Crepúsculo dos Deuses seria um título adequadamente wagneriano para essa Copa. Divindades caíram dos seus pedestais. Cristiano Ronaldo estreou espetacularmente, marcando os três gols que entusiasmaram Portugal no seu primeiro jogo, contra a Espanha.
Depois caiu, lamentando não jogar num time de ‘cristianos ronaldos’ que, pelo menos, lhe devolvessem a bola redonda como ele merecia.

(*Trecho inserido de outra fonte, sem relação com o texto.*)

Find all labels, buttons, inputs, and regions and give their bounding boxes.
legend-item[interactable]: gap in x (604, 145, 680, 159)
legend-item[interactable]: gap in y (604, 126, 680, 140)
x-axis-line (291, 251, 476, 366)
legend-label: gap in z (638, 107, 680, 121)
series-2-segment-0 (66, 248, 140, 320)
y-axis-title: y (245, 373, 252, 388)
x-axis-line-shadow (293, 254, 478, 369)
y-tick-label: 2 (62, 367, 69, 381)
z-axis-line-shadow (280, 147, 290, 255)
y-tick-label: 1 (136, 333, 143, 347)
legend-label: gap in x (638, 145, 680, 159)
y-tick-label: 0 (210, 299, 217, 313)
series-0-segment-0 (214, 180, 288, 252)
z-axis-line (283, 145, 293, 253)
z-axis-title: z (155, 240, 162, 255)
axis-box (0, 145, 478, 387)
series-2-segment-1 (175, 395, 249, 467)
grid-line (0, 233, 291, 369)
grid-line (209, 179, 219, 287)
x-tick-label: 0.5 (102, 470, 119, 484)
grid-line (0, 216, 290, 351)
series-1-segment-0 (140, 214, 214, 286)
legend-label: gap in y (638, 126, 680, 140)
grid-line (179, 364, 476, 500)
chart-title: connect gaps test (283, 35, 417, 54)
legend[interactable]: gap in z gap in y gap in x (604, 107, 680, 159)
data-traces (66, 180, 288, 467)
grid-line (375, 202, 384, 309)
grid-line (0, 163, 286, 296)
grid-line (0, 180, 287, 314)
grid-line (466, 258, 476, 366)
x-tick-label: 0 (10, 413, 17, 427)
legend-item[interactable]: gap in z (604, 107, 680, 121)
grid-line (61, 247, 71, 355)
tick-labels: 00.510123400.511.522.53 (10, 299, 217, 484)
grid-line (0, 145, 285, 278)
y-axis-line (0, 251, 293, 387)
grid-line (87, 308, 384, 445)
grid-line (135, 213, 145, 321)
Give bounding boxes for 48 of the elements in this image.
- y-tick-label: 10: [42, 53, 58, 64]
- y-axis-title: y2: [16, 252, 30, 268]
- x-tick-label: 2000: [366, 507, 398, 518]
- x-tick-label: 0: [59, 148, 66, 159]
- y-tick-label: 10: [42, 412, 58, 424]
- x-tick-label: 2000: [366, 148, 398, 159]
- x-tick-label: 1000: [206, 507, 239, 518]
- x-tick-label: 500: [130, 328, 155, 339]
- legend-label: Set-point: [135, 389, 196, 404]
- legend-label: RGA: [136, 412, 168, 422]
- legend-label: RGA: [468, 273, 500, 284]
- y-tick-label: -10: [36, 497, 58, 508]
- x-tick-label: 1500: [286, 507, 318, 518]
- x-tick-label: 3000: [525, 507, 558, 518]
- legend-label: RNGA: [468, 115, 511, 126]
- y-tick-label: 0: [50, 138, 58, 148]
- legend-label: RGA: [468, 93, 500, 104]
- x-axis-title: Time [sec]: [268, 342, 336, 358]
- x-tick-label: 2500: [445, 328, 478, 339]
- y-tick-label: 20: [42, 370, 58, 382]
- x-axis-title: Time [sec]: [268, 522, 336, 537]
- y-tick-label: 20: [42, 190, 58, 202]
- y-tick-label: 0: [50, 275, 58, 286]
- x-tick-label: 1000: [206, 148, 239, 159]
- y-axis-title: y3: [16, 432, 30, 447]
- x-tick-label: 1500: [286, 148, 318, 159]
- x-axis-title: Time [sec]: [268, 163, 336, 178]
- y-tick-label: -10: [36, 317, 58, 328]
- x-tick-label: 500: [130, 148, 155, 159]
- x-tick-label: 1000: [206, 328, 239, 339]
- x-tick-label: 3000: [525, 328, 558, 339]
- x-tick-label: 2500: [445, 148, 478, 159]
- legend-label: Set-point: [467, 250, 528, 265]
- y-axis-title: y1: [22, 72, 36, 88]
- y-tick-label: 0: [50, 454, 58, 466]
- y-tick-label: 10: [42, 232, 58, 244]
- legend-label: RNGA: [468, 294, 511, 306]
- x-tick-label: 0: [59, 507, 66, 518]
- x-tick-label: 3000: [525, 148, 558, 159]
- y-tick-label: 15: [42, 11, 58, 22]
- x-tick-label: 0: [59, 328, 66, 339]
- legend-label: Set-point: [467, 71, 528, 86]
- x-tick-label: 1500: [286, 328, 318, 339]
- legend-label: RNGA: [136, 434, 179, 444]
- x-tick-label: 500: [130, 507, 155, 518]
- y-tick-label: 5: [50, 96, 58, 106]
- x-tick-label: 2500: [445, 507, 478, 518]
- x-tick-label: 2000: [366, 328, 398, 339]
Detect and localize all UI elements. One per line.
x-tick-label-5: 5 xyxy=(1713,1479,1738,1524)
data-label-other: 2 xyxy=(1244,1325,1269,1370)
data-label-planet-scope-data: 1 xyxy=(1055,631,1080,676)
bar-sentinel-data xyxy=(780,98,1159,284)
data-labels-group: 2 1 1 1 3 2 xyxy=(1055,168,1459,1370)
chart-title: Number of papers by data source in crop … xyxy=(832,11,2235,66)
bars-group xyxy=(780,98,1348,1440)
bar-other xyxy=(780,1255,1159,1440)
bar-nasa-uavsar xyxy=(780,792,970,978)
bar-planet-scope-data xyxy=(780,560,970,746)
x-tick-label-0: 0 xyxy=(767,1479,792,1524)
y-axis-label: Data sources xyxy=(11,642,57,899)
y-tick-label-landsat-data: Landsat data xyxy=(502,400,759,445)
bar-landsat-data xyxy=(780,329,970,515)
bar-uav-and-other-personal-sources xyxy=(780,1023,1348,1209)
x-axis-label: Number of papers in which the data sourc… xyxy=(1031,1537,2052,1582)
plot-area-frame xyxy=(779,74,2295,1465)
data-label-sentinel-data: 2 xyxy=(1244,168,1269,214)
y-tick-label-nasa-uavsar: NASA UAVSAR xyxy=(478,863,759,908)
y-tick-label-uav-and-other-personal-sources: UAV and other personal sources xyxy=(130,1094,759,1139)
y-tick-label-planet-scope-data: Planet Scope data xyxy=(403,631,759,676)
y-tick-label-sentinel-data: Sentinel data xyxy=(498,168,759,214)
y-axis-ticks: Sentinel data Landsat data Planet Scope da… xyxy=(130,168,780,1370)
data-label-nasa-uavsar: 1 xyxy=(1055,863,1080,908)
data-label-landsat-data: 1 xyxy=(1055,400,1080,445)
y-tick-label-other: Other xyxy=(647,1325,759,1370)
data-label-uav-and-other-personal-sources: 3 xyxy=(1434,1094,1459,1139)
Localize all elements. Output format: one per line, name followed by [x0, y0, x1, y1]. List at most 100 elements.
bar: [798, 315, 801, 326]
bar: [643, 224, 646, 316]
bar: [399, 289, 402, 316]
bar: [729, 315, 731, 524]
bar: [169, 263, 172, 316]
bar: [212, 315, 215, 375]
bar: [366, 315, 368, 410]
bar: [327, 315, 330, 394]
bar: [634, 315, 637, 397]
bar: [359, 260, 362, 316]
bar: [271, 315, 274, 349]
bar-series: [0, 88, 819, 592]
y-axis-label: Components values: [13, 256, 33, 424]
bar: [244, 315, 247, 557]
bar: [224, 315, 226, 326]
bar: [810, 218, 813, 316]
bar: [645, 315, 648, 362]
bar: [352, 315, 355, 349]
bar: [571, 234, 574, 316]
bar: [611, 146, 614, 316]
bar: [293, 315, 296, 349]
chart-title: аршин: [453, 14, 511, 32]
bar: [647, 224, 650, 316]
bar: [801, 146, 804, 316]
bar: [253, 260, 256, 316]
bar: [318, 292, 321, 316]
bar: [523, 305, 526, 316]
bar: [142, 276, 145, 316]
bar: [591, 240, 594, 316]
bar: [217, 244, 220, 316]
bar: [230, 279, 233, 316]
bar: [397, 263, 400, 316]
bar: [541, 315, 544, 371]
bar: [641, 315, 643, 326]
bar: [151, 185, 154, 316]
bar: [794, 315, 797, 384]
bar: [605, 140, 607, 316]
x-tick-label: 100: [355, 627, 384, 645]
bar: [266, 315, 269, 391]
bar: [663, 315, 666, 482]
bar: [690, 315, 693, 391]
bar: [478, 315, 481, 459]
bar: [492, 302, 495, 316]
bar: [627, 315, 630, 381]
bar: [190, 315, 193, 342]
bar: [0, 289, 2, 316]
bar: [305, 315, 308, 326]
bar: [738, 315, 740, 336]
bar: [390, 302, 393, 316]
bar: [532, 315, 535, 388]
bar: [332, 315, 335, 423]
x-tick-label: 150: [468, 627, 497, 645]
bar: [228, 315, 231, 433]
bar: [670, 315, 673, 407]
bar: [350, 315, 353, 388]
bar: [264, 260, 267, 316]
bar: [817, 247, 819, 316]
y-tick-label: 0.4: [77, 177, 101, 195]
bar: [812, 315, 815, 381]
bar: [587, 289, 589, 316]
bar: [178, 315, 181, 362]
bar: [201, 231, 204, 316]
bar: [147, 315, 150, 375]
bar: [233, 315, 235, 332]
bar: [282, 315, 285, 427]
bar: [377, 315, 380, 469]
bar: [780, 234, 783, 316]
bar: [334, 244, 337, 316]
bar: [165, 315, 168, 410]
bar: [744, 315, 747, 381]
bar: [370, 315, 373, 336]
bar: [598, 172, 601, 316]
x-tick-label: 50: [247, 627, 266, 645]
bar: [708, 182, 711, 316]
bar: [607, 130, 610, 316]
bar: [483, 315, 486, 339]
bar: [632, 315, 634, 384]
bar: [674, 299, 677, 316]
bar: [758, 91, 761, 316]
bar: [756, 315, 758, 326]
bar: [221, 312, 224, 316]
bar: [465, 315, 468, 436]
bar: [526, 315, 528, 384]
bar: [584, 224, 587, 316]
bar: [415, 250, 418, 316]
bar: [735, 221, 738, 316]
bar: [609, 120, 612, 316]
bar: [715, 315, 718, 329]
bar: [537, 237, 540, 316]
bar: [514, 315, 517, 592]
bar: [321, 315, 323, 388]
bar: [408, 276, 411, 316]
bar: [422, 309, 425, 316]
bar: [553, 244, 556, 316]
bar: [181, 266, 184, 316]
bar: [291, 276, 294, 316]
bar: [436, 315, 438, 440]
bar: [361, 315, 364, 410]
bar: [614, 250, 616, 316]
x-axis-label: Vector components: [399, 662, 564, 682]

Messi caiu se perguntando “o que é que eu estou fazendo, jogando por um país que não é o meu, quando eu poderia estar em Barcelona, comendo presunto pata negra com jerez, vendo a Copa na TV e torcendo pela Espanha?”
Neymar caiu do seu pedestal e rolou pelo chão, cuidando para não desmanchar o penteado, e pensando “acham que é fácil simular contusão? E os anos de laboratório gestual?”
Suárez caiu cantarolando Saudade do Cavani. Uma categoria de deuses não exatamente caídos, mas que também já estão numa zona crepuscular, é a dos que se despedem sem mais pernas, mas com dignidade.